On Friday night the January 6th Committee made a court filing against Meadows which included numerous incriminating text messages that he exchanged with various House Republicans ahead of the Capitol attack. Then over the weekend CNN published even more Meadows text messages, establishing him as the central figure in the Trump-GOP plot to overthrow the election.

On the Nicolle Wallace show on MSNBC yesterday, legal expert Harry Litman pointed out that Mark Meadows is “up to his eyebrows in two potential serious federal crimes that give a lot of [prison] time.” In response to this, legal expert Laurence Tribe tweeted that “There’s a decent chance that DOJ’s seeming hesitation to indict Meadows on a misdemeanor charge of contempt of Congress means that it has much bigger plans for him.”

We continue to believe that there are two plausible explanations for why the DOJ has been holding off on indicting Mark Meadows for contempt. The first would be that it doesn’t want Meadows to be able to do what Bannon is currently doing, which is using the court hearings in his contempt case to try to uncover what all else the DOJ is in the process of doing to him. The second would be that Meadows has already cut a deal with the DOJ against Trump and others.
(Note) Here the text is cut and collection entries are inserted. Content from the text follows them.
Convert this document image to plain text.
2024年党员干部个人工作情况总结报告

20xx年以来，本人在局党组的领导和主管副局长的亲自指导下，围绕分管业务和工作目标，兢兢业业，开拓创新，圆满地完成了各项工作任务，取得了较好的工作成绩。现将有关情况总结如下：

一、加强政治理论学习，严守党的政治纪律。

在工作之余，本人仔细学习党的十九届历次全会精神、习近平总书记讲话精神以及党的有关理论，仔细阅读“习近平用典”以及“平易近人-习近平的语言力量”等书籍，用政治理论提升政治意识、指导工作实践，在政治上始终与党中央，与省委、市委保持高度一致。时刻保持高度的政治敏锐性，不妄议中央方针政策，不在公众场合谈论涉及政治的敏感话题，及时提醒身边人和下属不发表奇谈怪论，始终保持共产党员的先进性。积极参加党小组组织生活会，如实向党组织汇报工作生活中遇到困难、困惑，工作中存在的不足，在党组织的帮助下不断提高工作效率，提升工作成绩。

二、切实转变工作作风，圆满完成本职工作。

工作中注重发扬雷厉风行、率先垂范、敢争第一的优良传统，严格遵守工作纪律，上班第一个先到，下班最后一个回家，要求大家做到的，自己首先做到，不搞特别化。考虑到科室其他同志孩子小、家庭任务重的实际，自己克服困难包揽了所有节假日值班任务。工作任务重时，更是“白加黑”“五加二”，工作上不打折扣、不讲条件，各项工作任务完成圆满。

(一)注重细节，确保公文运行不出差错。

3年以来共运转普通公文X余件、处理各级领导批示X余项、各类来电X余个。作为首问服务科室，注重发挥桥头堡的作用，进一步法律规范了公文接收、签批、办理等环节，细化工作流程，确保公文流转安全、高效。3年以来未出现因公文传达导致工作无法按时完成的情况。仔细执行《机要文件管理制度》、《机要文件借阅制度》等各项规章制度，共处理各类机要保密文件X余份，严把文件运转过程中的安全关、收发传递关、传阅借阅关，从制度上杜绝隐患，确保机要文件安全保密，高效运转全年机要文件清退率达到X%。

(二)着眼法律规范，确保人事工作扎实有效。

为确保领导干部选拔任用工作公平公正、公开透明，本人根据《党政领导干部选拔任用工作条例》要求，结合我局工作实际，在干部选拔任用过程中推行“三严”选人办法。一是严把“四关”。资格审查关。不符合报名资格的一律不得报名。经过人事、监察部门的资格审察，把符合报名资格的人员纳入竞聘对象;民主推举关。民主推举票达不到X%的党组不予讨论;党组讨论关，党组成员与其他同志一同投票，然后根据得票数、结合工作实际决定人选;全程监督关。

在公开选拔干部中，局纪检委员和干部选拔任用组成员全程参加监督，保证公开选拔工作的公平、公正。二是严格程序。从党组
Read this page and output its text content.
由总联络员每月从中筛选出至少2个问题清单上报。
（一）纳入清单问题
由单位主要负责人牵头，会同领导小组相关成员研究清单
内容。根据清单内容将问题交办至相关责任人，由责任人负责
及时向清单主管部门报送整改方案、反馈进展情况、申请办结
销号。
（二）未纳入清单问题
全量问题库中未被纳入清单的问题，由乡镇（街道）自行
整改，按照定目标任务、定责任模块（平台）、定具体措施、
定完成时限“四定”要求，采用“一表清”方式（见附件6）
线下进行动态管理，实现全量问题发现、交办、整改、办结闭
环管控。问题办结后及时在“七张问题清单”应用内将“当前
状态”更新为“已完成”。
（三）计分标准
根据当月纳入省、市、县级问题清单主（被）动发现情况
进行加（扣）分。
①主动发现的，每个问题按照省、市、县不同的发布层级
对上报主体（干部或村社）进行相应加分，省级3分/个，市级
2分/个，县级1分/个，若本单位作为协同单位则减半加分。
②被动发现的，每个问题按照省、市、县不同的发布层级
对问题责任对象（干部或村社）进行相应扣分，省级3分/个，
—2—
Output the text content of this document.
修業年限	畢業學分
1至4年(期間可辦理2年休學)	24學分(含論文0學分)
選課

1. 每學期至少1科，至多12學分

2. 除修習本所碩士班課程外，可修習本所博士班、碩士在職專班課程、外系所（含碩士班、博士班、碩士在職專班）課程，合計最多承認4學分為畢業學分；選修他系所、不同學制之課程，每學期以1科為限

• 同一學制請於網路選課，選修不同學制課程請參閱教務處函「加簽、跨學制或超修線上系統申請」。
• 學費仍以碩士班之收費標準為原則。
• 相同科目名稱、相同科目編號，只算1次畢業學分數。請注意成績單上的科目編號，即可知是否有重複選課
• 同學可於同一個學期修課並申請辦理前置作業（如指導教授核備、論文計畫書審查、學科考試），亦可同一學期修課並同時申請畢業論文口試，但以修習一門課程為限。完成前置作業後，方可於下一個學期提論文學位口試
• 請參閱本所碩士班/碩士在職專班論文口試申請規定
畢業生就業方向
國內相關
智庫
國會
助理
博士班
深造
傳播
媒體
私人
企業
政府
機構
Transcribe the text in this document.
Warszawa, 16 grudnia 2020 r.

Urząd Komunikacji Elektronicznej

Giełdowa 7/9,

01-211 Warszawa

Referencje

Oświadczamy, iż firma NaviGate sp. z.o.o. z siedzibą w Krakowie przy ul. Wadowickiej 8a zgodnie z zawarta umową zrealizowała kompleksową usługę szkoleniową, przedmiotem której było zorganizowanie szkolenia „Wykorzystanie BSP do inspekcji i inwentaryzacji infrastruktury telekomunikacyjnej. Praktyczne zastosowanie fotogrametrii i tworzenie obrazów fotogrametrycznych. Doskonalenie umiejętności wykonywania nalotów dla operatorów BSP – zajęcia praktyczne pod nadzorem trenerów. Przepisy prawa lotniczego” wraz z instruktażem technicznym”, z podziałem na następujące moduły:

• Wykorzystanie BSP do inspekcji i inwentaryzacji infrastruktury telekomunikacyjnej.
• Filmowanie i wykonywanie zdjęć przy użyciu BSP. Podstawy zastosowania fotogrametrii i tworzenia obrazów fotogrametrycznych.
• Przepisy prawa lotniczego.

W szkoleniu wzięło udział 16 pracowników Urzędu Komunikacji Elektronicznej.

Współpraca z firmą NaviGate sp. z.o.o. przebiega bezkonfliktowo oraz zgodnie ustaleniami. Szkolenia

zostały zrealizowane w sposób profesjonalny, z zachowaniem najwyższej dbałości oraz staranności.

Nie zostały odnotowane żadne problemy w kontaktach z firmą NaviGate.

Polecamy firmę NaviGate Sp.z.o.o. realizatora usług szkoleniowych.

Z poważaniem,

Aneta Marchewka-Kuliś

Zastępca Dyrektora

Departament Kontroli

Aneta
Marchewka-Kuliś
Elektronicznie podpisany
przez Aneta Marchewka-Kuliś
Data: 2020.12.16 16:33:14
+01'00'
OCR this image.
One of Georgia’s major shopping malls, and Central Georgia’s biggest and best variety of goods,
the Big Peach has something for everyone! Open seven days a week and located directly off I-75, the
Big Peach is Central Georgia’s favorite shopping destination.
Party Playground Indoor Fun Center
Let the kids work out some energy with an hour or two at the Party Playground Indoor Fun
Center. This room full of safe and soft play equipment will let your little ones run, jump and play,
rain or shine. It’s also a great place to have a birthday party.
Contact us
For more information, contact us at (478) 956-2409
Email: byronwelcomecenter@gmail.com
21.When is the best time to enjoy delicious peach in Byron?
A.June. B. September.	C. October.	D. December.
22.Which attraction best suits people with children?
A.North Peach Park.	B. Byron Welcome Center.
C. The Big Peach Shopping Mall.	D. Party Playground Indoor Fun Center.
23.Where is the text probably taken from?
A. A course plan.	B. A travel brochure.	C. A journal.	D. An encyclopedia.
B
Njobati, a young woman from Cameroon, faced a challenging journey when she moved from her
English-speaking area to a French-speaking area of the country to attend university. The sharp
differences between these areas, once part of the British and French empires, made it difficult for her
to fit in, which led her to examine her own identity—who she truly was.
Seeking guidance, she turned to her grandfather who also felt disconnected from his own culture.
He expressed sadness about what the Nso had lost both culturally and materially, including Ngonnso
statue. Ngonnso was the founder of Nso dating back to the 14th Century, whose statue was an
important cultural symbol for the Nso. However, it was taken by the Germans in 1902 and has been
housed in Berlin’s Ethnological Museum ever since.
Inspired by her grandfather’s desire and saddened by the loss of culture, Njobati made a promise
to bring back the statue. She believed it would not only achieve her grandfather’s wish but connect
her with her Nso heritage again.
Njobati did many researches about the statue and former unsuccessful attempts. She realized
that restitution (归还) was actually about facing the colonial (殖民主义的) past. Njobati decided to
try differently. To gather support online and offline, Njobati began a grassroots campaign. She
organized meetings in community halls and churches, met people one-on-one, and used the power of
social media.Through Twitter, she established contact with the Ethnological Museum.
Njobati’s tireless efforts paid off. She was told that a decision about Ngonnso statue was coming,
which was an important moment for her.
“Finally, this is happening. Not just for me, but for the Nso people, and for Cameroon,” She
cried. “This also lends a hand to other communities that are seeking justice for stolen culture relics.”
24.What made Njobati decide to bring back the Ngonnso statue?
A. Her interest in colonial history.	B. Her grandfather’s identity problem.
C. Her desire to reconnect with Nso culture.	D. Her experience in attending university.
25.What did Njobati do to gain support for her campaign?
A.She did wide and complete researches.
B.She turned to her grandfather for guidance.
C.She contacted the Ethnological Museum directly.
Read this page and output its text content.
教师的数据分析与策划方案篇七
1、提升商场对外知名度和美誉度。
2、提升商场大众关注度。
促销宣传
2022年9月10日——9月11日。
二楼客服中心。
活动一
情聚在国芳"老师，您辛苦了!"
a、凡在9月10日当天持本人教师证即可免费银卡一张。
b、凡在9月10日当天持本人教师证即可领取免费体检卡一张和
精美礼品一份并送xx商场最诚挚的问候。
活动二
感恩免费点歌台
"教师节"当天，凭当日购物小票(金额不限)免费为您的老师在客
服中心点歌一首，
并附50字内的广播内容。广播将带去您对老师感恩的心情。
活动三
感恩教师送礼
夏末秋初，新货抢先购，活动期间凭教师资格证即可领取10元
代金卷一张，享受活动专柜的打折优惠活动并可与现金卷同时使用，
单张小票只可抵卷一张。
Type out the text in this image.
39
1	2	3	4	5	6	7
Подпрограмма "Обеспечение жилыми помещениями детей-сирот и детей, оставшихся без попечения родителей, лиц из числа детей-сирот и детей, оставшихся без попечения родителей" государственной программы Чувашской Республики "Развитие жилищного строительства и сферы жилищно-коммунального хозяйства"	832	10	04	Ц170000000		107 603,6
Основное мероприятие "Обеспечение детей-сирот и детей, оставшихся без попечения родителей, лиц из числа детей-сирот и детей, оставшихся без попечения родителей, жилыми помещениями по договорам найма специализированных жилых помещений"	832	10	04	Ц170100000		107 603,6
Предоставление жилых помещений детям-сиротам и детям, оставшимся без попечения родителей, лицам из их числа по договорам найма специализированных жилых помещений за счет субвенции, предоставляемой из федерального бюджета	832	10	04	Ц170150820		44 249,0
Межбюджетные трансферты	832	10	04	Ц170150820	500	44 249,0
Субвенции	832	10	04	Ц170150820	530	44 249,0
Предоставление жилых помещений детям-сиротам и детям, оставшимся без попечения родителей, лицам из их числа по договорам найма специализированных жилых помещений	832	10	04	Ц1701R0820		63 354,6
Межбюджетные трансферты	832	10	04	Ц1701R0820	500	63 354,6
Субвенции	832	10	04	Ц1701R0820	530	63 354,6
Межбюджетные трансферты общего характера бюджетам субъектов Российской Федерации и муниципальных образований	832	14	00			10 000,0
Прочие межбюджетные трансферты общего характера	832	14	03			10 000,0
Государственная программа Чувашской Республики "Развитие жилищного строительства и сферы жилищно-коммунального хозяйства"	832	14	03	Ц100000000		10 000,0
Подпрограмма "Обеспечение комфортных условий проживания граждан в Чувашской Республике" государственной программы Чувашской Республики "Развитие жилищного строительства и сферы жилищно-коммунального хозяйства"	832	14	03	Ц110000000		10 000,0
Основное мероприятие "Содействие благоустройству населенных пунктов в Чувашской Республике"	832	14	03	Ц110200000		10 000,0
We’ll see what ends up happening. The Garland DOJ has managed to operate with extreme secrecy. It managed to build complete criminal cases against the Oath Keepers and Proud Boys leaders, without anyone knowing it was even happening, right up until the minute they were arrested. The DOJ also managed to put a career prosecutor in charge of a January 6th criminal probe into Trump world, and no one knew about it until months after he’d empaneled a grand jury.

So it’s totally reasonable to suspect that the DOJ has either been building a massive criminal case against Mark Meadows that no one knows about, or that the DOJ has been working with Meadows in a way that no one knows about. Take your pick. But now even skeptical legal experts are beginning to conclude that the DOJ has something going on with Meadows that’s far bigger than the contempt charge, and that’s why the contempt charge hasn’t been brought yet.